A OPAS é a Organização Pan-Americana da Saúde (OPAS) e o seu Fundo Rotatório é um mecanismo de cooperação técnica destinado a facilitar o acesso dos países das Américas a medicamentos que incluem vacinas, seringas, equipamentos e outros insumos.
Ao g1, a a agência internacional disse que, no momento, está em negociação junto à Bavarian Nordic para a compra de 25 mil doses de vacina. Já a Bavarian Nordic disse que não pode comentar sobre as negociações em andamento (veja a íntegra das notas ao final do texto).
“O acordo foi fechado; agora, restam apenas os detalhes finais e o envio”, completou Ethel.
Ainda segundo a secretária, após a chegada e o embarque das doses, será realizada uma reunião do Comitê Técnico Assessor de Imunizações (CTAI) do ministério, seguindo a orientação da ministra da Saúde, para avaliar se a estratégia de vacinação precisa ser ajustada com base na situação global.
“A partir da discussão dentro da nossa câmara técnica a gente vai ver se a estratégia tem que ser repensada, também avaliando o que tá acontecendo em outras partes do mundo”, pontuou a secretária.
Contudo, para Rico Vasconcelos, médico infectologista do Hospital das Clínicas da USP e do Núcleo de Medicina Afetiva (NuMA), embora a adição dessas doses seja positiva, o número ainda é considerado insuficiente considerando o surto contínuo da doença desde 2022 e o número de pessoas que precisariam ser vacinadas.
“No Brasil, com cerca de 1 milhão de pessoas vivendo com HIV e 100 mil em uso de PrEP, 25 mil doses cobrem apenas uma pequena parte das necessidades”, avalia.
Veja as notas na íntegra:
- OPAS
A Organização Pan-Americana da Saúde (OPAS) está em contato com o Ministério da Saúde do Brasil para a aquisição de vacinas contra mpox via Fundo Rotatório da OPAS, que é um mecanismo de cooperação técnica destinado a facilitar o acesso dos países das Américas a imunobiológicos, seringas, equipamentos e insumos correlatos de saúde de alta qualidade.
No momento, a OPAS está em negociação junto ao fornecedor Bavarian Nordic para a compra de 25 mil doses de vacina.
Tendo em vista a limitada quantidade de vacinas disponíveis atualmente no mundo, a prioridade neste momento é utilizá-las nas situações em que haja o maior impacto em saúde pública, bem como focar na vigilância, comunicação de risco, engajamento comunitário, rastreamento de contatos e outras medidas de saúde pública destinadas a prevenir a propagação do vírus causador dessa doença.
- Bavarian Nordic
Não podemos comentar sobre negociações em andamento com partes específicas, mas informaremos o mercado se e quando acordos significativos forem firmados.
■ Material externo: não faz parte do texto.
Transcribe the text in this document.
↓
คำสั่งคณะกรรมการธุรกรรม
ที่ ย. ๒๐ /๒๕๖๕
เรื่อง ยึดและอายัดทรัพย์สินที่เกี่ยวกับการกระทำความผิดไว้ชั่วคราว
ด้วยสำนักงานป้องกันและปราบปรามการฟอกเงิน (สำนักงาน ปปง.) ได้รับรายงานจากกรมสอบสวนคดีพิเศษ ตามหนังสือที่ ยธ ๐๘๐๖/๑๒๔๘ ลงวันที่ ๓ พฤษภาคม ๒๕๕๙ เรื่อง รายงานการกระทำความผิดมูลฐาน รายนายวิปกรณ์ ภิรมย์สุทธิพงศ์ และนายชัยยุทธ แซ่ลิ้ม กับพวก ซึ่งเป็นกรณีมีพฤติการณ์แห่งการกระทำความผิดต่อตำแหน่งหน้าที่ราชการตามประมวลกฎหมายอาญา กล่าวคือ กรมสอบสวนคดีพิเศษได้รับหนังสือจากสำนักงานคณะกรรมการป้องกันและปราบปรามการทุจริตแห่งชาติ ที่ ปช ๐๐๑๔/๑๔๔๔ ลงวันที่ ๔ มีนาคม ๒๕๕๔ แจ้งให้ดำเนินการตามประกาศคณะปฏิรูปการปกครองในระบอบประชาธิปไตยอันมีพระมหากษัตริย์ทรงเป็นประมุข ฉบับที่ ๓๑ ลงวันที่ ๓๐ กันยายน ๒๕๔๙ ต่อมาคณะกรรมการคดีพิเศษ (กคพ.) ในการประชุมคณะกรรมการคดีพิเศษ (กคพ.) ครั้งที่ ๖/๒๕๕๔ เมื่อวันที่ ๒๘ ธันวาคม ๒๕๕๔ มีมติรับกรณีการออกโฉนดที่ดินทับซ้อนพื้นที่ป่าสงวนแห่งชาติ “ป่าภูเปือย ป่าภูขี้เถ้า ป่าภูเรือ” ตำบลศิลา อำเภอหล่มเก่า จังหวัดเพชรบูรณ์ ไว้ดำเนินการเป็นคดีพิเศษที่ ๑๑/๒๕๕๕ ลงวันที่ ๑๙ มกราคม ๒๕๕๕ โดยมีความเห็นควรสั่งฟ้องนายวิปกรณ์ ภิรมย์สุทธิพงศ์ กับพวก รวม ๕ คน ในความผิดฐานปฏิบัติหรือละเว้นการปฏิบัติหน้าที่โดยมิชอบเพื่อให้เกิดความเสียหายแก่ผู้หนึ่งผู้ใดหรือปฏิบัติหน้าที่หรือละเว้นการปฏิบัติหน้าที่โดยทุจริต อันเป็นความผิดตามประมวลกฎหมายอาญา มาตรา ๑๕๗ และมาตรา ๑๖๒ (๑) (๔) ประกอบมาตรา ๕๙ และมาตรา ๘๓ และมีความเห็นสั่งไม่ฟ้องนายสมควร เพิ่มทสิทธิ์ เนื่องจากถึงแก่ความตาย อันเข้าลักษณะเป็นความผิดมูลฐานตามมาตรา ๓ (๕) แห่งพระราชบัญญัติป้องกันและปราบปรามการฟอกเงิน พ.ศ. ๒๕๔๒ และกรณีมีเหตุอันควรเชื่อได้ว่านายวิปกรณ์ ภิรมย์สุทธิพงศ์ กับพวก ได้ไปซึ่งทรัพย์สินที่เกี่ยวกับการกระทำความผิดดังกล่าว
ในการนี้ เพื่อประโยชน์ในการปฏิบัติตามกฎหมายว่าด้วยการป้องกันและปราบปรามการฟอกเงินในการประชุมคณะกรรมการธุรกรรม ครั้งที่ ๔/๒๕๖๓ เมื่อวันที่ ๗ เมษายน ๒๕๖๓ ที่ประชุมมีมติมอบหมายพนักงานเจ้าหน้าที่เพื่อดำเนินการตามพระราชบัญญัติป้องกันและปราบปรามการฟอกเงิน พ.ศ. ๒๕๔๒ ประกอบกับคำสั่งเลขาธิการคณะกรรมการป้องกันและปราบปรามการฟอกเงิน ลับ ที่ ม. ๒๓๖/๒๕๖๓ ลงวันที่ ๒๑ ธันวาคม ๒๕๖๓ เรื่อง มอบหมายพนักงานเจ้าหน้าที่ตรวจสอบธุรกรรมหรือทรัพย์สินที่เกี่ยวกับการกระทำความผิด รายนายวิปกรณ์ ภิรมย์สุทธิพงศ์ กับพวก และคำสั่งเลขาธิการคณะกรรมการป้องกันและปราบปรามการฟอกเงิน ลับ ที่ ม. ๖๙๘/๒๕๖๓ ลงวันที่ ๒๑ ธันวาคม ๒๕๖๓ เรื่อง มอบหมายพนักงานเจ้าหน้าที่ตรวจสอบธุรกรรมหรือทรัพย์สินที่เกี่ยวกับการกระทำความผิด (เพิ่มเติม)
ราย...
Desde 2022, temos um acordo com a OPAS, que permite o acesso à nossa vacina para seus estados membros.
Como divulgado, anunciamos uma capacidade de produção adicional em nossas instalações, permitindo a fabricação de até 10 milhões de doses da vacina até 2025. Embora não possamos prever a demanda, nenhum pedido foi feito até o momento que impacta essa capacidade.